To protect both the client and the attorney, personal-injury attorneys will recommend that their clients, with significant future medical expenses, create a Medicare Set Aside. (commonly referred to as an MSA).
Medicare Set Aside (MSA)
- Make an MSA allocation: based on the need for future medical treatment as a result of the injury. The allocation calculus is performed using a client’s medical records for the prior two years, a life-care plan that was completed for the injured person (in cases with sigificant future medical bills, this will be often be done in preparation for, and to be used as evidence during, trial).
- Fund the MSA accounts: this can be done via lump sum or structured settlement out of the client’s personal injury recovery; and
- Administer the MSA: a Medicare Set Aside can be self administered by the client, or they can pay a third-party professional (read, shift liability) to a professional third party administrator.
Beginning January 1, 2012 all bodily injury claims worth at least $5,000.00, involving medicare beneficiaries, must be reported to Medicare.
MSAs are required, not only from current medicare recipients, but also if the injured individual is expected to begin participating with mediare within 30 months of the settlement date and future medical expenses are expected to be greater than $250,000.
How to Calculate a Reasonable Amount to Set Aside
Theoretically, the entirety of the proceeds from one’s case will not need to be put in the MSA. The set aside amount is held to a reasonableness standard.
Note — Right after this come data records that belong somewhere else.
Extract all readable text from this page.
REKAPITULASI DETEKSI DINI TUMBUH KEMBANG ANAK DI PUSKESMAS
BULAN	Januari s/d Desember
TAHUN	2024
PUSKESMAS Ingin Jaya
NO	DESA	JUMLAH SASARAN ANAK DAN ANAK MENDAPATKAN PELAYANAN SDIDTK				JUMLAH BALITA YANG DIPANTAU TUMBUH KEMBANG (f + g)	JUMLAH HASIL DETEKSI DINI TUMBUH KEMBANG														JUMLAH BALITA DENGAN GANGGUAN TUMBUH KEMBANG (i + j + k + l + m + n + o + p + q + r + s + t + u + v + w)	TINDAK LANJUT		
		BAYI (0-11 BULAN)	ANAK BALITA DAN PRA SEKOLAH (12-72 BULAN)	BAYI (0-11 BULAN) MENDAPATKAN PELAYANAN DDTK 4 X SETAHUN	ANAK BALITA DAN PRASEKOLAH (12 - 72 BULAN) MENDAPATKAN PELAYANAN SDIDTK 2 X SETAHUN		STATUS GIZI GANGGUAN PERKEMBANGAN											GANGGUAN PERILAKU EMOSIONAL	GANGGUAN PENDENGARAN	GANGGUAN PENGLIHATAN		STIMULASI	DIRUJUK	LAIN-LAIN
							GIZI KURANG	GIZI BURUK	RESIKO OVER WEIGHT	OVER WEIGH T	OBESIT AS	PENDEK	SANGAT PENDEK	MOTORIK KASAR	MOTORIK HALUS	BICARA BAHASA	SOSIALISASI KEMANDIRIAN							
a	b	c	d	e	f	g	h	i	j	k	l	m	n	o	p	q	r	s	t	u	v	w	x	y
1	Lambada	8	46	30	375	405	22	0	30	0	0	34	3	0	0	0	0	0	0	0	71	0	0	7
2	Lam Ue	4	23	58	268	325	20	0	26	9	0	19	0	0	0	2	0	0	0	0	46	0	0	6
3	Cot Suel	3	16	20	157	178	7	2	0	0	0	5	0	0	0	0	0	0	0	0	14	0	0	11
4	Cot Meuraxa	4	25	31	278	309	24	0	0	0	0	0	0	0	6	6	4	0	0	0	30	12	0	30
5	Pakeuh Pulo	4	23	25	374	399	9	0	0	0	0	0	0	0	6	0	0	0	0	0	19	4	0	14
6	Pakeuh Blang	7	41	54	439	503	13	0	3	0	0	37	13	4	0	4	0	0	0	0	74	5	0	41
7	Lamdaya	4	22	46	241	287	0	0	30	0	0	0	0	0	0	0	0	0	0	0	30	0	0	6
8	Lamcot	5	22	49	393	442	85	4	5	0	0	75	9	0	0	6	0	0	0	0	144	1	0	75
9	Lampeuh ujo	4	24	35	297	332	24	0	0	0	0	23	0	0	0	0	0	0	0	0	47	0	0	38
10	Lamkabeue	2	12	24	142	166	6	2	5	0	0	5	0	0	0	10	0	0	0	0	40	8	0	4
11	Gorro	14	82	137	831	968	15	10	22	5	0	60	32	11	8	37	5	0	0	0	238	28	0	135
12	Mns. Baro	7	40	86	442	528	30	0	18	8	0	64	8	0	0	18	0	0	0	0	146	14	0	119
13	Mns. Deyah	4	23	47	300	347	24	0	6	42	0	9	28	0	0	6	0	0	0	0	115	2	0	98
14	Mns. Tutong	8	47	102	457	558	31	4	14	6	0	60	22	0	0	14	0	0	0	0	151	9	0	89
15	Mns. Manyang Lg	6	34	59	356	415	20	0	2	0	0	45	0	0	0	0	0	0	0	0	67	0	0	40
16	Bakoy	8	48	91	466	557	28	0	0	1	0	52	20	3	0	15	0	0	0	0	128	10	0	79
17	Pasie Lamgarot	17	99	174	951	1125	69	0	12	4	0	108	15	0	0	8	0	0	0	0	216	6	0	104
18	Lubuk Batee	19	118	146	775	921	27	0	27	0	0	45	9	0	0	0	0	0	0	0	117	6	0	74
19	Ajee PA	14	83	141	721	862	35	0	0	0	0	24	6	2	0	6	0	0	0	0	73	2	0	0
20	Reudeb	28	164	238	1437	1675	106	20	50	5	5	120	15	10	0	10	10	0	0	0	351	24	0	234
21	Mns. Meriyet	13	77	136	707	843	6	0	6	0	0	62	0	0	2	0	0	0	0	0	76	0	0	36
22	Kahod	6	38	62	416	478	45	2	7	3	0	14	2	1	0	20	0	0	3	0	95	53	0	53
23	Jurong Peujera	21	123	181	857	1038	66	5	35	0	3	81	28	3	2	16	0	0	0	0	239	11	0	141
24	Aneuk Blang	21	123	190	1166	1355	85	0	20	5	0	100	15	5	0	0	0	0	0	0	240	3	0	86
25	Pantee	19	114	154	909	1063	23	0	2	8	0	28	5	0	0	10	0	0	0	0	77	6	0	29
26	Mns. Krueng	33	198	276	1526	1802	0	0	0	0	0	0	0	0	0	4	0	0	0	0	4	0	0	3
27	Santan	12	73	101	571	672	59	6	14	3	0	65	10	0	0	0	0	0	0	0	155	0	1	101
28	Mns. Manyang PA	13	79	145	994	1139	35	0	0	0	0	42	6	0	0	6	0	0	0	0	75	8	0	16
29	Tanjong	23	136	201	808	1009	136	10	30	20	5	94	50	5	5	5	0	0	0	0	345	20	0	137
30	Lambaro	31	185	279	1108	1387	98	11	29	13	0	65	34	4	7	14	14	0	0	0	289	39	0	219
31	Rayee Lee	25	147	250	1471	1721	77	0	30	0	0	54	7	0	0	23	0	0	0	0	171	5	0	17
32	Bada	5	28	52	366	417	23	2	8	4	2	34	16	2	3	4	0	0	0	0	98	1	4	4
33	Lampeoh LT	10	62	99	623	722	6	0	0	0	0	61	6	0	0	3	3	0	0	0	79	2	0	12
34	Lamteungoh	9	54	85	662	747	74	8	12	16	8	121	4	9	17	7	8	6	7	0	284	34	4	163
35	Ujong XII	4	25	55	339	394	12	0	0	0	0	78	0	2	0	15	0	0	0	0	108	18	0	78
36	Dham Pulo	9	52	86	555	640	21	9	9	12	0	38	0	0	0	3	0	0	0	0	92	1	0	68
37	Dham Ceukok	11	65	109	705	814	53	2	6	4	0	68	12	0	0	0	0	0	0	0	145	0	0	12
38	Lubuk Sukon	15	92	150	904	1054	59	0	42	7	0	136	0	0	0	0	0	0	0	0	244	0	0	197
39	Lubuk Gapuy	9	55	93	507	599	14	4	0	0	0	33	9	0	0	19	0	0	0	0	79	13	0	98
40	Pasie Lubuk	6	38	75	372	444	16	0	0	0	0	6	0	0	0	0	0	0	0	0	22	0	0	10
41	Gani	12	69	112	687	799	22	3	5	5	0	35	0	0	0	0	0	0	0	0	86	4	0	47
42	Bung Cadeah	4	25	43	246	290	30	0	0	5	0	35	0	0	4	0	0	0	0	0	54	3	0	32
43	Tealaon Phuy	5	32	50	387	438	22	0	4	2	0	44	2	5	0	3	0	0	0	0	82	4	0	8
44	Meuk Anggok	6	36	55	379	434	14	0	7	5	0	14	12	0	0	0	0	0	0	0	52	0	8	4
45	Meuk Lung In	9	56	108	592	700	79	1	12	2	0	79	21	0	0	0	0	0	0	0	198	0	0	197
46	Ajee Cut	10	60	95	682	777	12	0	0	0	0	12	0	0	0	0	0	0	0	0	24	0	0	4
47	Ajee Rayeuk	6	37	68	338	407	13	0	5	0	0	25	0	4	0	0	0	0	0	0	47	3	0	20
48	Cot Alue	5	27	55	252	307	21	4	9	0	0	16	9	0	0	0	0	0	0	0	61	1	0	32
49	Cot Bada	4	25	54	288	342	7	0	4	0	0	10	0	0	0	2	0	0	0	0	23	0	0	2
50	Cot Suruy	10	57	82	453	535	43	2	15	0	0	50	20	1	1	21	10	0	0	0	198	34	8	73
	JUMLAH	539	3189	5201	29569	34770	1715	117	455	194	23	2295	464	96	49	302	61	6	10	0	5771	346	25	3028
There is a formula that takes procurement costs, legal costs, life expectancy, prior medicals and anticipated future medicals in to consideration in order to calculate an appopriate MSA amount that will usually allow the client to pocket some money as well. Practically speaking, this is uncharted territory and CMS holds all the cards in determining what is, or is not, reasonable.
Failure to Comply
Failing to comply, or adequately protect Medicare’s interest, may result in risk to the medicare beneficiary (i.e. losing future medical coverage or benefits) and/or the beneficiary’s attorney (penalty of up to $1,000 / day).
The Medicare Secondary Payer Act and Medicare Set Aside requirement is causing much confusion. In fact, an entire cottage industry as arisen that specializes in the creation and administration of these Medicare Set Asides. Please consult with your attorney before making any decisions regarding this subject matter.
Also, remember that medicaid is a state-funded program, so the set-aside principles described above, do not apply to medicaid cases (however, you still need to protect medicaid’s interests as well).